Fresh from Cambridge History Tripos, I took the civil service exams and entered the Ministry of Pensions and National Insurance as an assistant principal. For a significant part of my time in that training grade, I worked on war pensions.
What does your current role involve? I help those who live and work in one of eight L'Arche UK residential communities for people with learning disabilities. L'Arche is a very special 'prayer and action' partnership of core members with learning disabilities, assistants with whom they share their lives, and volunteers.
Roughly outline your career path. I moved from principal to assistant secretary to under secretary in the Department of Social Security and then the Department of Health. Throughout, I managed to concentrate on disability, learning disability and mental health.

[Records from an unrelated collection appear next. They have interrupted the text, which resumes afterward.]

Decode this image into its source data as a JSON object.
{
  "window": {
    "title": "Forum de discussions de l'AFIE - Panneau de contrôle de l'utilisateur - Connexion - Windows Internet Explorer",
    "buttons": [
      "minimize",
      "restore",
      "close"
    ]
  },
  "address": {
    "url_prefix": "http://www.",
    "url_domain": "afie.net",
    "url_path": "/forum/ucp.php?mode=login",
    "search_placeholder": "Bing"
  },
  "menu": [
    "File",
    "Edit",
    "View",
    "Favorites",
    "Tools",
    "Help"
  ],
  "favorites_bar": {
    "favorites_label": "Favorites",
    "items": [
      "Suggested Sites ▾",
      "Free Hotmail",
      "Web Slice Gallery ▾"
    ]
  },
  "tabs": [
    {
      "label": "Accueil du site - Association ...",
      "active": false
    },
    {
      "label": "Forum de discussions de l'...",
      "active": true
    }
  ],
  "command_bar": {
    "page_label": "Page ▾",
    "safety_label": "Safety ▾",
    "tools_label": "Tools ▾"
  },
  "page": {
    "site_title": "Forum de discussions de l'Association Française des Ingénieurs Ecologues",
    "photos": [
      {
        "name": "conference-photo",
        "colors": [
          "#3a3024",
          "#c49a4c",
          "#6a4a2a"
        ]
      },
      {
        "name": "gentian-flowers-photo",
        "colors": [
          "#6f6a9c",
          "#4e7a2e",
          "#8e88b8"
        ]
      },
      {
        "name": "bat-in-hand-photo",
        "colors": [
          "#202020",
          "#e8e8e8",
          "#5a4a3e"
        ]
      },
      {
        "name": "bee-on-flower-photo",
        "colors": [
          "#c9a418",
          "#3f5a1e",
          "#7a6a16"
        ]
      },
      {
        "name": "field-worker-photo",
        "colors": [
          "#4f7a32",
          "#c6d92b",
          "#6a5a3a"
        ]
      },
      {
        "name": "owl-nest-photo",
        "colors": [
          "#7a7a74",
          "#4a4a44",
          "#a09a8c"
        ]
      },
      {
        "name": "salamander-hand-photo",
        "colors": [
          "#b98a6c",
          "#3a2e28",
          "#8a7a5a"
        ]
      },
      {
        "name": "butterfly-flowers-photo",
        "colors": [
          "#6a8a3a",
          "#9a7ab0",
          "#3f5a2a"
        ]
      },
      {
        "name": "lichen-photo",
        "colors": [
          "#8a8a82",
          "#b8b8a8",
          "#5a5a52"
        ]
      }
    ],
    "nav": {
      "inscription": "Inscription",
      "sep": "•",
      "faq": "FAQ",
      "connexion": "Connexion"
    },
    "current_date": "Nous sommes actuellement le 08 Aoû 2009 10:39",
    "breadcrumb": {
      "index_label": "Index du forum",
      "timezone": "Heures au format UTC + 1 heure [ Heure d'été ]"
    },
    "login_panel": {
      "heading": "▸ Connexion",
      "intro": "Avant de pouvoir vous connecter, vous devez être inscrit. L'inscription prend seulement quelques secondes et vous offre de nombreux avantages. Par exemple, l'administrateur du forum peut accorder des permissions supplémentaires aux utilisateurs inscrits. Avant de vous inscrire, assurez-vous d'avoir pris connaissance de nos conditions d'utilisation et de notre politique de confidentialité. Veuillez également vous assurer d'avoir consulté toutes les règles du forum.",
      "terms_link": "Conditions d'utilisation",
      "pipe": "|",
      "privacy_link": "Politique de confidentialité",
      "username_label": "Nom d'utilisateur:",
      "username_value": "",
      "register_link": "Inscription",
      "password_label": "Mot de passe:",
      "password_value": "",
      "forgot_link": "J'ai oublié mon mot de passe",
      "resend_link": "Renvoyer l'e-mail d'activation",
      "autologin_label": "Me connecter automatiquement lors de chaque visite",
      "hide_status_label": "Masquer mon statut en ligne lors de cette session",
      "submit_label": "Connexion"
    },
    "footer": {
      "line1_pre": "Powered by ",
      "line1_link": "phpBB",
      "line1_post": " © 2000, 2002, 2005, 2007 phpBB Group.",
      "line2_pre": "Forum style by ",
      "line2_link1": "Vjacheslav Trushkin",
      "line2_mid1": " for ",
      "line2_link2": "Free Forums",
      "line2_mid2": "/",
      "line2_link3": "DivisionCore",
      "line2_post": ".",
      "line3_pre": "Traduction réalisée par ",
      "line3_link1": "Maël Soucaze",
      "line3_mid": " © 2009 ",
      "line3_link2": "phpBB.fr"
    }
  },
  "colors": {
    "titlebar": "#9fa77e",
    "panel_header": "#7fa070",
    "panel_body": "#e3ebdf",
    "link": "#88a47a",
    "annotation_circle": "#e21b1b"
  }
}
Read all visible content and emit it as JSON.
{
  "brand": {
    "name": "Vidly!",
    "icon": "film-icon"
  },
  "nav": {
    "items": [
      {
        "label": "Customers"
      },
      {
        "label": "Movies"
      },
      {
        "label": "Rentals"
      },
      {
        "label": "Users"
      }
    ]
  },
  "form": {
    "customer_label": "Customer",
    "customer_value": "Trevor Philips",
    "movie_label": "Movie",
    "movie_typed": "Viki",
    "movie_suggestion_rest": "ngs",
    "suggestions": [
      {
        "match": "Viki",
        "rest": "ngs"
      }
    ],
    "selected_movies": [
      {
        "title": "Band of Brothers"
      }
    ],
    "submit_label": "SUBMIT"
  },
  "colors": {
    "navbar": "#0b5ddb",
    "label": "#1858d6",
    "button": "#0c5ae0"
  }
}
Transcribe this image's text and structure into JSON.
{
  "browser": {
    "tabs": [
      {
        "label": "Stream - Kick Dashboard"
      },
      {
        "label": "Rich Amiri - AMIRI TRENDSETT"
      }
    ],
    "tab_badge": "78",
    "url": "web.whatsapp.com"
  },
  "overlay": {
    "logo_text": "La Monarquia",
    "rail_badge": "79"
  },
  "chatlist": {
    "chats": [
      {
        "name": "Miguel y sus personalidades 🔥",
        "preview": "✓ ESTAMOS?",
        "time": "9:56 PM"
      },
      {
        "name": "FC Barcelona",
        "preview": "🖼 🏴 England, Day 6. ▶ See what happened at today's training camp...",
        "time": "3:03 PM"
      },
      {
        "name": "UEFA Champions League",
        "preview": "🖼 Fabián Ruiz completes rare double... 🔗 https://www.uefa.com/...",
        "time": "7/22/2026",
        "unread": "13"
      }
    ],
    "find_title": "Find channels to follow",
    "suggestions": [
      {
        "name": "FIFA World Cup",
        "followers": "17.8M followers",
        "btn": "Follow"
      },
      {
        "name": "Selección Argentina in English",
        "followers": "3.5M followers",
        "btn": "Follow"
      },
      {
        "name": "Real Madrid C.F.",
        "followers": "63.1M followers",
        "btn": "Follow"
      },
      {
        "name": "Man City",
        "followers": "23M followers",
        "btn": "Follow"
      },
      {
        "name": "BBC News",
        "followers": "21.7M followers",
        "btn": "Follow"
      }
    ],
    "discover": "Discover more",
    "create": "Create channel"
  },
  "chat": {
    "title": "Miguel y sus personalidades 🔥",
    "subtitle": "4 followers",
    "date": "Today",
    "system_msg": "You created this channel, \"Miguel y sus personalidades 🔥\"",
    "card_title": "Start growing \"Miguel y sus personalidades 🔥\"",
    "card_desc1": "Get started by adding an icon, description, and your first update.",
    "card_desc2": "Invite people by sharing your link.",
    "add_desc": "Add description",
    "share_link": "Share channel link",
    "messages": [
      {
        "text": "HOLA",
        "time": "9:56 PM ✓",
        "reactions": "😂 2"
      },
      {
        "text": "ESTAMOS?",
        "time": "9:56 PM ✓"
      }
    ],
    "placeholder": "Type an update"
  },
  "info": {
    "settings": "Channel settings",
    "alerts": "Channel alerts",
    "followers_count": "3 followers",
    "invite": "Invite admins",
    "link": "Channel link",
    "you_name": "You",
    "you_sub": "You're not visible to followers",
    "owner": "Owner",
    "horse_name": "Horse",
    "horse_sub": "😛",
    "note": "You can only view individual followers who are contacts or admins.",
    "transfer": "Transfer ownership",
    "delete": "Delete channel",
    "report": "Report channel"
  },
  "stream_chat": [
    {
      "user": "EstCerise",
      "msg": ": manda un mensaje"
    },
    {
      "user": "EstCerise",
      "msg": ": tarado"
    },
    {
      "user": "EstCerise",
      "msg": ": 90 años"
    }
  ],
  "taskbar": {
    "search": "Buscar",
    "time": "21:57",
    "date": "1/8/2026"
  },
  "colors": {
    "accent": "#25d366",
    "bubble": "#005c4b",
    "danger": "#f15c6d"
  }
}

What training or course has most enhanced your career? Apart from training as a voluntary youth worker, I have spent much more time giving training than receiving it.
What has been your greatest career achievement? The first tranche of incapacity, disability and carers' benefits and promoting parliamentary accountability for the implementation of the Learning Disability White Paper.
What is your advice to people starting out in the sector? Always remember that the customers pay your salary.
What is your biggest career regret? When I was working as a Mental Health Act commissioner, I was not able to persuade someone I visited that her life was worth living.
Are there any other charities you support financially or with your time?
I am on the L'Arche Lambeth committee, I work for Mencap nationally and belong to two local Mencap Societies. I also chair the Bromley Learning Disability Forum and a church training charity.